Dziewczyna totalnie zaskoczona tym, czego się dowiedziała, w ogóle nie potrafiła skupić się na zajęciach. Gdy w końcu męczarnia dobiegła końca Stella wyszła zaczerpnąć świeżego powietrza. Wtedy też zobaczyła Toma. Od razu do niego podeszła.
- Hej. Jak dobrze, że cię widzę. Masz chwilę, chciałabym porozmawiać.
- Idź do swojego Davidka, on na pewno wysłucha cię lepiej. – Tom zdenerwował się.

- O co ci chodzi? – zdziwiła się Stel. – Nic mnie z Davidem nie łączy. On jest…
- Przepraszam jestem zmęczony. – przerwał. – Cześć.
Stelli zrobiło się naprawdę przykro. Tom przestał być jej obojętny, gdy zaprosił ją na bal. Tymczasem on tak ją potraktował. Kolejny chłopak, który nie chce jej wysłuchać. Nie mogła już tego udźwignąć. Musiała przed kimś się wygadać. Jedyną nadającą się do tego osobą była Kelly, z którą Stel utrzymywała kontakt po balu. Od razu poszła do niej.

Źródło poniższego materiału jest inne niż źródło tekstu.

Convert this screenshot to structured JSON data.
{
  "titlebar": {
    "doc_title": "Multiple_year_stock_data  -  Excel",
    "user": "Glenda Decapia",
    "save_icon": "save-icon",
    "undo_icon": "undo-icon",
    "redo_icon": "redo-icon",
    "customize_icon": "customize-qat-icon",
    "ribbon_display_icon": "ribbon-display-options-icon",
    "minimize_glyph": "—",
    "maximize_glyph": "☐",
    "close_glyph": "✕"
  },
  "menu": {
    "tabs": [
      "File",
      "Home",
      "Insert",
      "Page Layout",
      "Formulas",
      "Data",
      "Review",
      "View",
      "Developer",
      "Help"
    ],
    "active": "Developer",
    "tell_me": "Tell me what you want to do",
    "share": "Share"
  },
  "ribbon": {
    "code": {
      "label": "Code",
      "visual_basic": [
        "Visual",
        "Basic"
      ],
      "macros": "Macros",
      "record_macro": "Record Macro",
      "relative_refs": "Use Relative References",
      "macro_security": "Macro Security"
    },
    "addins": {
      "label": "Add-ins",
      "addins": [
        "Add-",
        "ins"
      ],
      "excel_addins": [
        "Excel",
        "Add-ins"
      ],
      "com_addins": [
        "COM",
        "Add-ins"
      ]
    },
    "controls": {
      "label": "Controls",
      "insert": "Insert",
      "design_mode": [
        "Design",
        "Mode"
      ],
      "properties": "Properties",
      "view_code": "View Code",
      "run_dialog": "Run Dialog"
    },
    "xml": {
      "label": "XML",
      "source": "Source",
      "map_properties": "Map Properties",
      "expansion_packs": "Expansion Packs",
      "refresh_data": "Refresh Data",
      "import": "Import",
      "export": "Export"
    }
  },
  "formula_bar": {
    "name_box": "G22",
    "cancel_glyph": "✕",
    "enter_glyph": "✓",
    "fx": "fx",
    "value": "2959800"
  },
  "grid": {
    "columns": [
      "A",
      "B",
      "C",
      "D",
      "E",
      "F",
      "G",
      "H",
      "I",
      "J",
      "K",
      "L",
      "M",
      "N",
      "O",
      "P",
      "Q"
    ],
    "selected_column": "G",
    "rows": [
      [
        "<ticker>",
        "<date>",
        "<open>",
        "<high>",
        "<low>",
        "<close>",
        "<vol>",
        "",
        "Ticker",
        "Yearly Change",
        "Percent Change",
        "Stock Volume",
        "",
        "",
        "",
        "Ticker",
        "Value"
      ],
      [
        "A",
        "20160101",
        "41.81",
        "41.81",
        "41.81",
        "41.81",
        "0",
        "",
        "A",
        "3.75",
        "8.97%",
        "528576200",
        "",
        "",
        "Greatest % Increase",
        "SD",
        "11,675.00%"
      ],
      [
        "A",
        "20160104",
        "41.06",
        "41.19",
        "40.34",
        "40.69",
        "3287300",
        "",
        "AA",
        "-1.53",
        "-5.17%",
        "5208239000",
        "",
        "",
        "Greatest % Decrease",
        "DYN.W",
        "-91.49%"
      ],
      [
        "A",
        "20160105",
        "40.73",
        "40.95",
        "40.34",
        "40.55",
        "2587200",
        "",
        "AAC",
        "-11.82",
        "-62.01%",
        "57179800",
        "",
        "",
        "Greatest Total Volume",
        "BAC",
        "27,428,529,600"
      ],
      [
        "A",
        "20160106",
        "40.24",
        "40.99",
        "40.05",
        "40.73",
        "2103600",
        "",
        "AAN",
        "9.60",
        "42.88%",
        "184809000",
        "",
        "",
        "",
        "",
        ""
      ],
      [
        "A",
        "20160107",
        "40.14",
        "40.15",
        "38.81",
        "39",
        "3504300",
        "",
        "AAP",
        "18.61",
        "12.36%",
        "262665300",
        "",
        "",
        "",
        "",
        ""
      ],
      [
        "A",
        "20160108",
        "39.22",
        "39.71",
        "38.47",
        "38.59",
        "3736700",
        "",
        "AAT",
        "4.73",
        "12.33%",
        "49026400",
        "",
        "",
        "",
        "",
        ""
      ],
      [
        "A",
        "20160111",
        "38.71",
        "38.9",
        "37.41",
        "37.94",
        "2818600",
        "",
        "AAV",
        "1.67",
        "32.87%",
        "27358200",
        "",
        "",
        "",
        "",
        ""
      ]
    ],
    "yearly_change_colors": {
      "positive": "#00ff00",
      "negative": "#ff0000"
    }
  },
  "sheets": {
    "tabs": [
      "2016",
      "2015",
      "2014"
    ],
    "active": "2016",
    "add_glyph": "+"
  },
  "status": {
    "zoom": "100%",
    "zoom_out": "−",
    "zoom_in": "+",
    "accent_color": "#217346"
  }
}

Wszystko jej opowiedziała, a Kelly obiecała, że porozmawia z Tomem. Naprawdę się tym przejęła.

Dziewczyny naprawdę się zaprzyjaźniły.
- Może zakupy na poprawę humoru? – zaproponowała Kelly.
- Właściwie dlaczego nie. Przyda mi się mała zmiana stylu. Chodźmy.